Between 1903 and 1913, the I.O.O.F. met in the upstairs room where a double entry system ensured that only members could gain access. Barkley explained when a member of the Oddfellows wished to enter the hall, a special knock would allow entrance into a small area where a peep hole in the second door would allow for visual identification before a password, which if correct, would allow entry to be granted. In 1913 the Oddfellows stopped using the hall when its own hall was built across the street at the present location of the Avonmore Pharmacy. The United Farmers of Ontario then rented the space between “1919 to 1923, at the time they formed the Government of Ontario under Premier E.C. Drury”.  

Barkley also mentioned “the pristine Edwardian hall upstairs, with its high ornamental tin ceilings and hardwood maple, wainscoting hall was scouted and tentatively approved for the set, for the banquet scene in the movie Billy Bathgate but not used when the exteriors in Vankleek Hill were declined”. The hall’s tin ceiling is still intact, with Barkley noting that Avonmore resident Bert Steele recollected “the huge all-seeing eye in the centre of the ornamental tin ceiling” when attending a farewell party for “W.J. McCart in the I.O.O.F. Hall above the Bank and Barkley’s in 1912 which dates to the time when the hall was used for Oddfellows meetings. 

With the coming of the Church Union in 1925, the Avonmore Methodist Church proved too small for the greatly enlarged congregation. During the construction of St. James United Church, services were held in the hall above Barkley’s Store. Barkley related how a church pew from the Avonmore Methodist Church left in the upstairs hall was eventually donated (75 years later!) to St. James in 2000. 

The store underwent renovations in 1937, with owner Fred Barkley (Murray’s father) building stairs to the basement and upstairs from within the store.
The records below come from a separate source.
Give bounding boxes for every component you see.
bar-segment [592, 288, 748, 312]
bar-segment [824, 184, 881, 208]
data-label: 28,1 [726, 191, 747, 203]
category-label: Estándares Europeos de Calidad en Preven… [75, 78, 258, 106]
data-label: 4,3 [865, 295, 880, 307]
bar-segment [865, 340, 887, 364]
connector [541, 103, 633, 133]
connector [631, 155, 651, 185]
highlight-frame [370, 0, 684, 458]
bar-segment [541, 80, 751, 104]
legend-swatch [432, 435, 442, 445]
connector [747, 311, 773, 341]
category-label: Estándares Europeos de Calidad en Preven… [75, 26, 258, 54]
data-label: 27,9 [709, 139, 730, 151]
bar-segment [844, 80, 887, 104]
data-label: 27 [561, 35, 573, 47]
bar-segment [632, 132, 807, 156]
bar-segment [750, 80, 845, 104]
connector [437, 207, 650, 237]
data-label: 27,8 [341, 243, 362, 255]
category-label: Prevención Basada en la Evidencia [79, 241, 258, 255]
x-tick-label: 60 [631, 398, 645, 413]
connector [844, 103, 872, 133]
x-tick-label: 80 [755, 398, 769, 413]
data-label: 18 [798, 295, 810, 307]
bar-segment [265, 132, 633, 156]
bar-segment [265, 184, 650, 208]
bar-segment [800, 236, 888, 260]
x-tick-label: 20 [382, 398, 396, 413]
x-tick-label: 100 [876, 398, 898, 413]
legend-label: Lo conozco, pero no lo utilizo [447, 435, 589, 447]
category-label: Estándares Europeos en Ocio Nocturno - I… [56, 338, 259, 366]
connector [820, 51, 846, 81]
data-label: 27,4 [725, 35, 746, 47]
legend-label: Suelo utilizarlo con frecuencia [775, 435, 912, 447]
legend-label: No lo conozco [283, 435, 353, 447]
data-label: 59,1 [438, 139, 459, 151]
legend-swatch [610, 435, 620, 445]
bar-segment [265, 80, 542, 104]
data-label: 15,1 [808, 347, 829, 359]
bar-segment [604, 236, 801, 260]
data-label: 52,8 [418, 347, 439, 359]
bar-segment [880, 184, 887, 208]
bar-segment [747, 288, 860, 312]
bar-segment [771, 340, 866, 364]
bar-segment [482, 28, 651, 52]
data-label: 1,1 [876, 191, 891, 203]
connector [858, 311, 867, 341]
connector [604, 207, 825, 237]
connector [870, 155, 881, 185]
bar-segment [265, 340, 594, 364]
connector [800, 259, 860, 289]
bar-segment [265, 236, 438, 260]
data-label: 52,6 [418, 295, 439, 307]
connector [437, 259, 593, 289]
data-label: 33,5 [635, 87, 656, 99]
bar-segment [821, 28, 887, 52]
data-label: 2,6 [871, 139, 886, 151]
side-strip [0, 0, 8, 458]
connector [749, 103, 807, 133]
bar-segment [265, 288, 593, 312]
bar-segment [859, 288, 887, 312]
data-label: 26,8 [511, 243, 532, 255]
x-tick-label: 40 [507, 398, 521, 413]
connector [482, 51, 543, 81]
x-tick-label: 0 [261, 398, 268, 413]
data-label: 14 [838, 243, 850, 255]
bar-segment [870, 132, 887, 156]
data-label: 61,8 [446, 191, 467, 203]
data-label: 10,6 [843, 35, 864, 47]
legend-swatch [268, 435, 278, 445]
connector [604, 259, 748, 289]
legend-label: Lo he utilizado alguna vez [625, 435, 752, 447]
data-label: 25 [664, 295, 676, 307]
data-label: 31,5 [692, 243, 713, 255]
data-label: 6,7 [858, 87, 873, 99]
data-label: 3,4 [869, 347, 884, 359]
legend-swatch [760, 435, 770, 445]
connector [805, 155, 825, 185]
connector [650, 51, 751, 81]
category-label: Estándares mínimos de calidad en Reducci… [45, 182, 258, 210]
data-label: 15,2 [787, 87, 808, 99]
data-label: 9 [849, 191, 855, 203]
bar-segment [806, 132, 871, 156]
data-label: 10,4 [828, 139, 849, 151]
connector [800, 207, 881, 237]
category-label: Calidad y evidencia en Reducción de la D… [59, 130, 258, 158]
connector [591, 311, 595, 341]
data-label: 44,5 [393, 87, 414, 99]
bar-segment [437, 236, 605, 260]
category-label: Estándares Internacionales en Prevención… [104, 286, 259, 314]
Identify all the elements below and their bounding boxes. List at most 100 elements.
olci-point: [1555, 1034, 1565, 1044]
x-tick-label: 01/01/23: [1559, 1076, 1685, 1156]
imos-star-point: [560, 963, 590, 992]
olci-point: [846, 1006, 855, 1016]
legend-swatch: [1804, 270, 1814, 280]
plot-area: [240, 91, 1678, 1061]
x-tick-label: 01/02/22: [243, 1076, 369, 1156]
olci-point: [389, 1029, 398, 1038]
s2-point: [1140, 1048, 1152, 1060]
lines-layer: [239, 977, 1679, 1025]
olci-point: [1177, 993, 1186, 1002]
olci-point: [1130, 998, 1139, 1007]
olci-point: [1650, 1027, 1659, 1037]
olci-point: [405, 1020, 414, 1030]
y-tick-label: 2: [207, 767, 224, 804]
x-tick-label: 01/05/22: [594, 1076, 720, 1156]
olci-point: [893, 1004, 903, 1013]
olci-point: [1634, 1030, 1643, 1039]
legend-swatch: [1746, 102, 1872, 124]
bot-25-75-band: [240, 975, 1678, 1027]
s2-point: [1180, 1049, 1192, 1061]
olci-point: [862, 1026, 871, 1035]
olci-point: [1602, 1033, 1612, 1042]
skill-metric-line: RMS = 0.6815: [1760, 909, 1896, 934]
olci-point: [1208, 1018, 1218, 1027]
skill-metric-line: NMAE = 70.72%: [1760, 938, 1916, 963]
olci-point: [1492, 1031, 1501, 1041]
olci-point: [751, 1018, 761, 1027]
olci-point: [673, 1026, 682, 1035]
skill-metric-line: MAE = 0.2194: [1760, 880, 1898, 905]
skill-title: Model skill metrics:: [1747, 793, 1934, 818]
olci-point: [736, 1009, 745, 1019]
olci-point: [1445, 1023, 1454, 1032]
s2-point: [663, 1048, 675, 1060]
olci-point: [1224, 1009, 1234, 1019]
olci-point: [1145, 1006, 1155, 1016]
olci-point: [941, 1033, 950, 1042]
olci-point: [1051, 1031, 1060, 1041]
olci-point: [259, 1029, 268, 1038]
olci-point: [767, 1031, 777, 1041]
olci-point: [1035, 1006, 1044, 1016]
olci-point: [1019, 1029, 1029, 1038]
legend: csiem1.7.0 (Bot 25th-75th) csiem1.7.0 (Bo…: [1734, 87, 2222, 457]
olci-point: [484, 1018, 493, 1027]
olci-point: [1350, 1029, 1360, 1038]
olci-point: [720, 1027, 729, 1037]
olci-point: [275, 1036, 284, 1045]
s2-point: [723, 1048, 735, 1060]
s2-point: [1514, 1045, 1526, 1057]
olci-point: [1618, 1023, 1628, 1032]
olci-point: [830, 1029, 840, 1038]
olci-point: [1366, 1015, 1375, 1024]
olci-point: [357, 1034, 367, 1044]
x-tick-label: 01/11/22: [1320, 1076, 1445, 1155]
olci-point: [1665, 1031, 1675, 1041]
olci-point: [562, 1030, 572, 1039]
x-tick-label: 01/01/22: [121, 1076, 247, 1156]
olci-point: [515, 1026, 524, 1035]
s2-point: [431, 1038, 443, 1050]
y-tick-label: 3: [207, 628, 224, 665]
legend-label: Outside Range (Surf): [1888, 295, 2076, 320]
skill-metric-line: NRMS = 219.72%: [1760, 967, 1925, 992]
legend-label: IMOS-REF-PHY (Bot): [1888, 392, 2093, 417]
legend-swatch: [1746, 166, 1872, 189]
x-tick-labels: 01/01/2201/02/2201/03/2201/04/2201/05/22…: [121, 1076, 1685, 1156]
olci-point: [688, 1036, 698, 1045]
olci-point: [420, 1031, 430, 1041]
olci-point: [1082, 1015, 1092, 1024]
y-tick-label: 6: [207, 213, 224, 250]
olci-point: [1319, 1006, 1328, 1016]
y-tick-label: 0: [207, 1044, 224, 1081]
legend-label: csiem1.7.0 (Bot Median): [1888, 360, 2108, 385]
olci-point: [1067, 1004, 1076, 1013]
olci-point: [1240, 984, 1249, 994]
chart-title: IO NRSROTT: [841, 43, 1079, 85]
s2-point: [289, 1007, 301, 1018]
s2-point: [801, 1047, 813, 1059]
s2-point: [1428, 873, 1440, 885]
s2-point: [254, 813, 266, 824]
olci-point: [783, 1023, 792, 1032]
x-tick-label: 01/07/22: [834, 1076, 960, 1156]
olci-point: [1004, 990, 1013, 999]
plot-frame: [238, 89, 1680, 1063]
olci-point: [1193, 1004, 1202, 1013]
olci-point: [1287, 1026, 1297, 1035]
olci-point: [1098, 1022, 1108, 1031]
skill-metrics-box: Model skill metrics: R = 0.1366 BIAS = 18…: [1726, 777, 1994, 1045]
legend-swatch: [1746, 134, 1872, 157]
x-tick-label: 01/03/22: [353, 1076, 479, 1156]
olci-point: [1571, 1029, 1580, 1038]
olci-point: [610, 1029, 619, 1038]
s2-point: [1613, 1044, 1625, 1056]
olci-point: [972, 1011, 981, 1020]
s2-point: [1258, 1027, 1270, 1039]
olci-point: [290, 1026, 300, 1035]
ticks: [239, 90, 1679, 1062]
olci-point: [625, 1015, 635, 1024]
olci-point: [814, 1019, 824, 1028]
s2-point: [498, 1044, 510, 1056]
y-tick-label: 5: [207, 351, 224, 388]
The vacant hall was used from that period onwards as a storage area for store records, fruit boxes, and egg crates, as well as a place for “my sisters and me to play” on rainy days. 

Today the large upstairs room provides those who are fortunate enough to see its double entryway, the beautiful tin ceiling and the adjacent “vestment” room; a glimpse into the social history of a small Ontario town.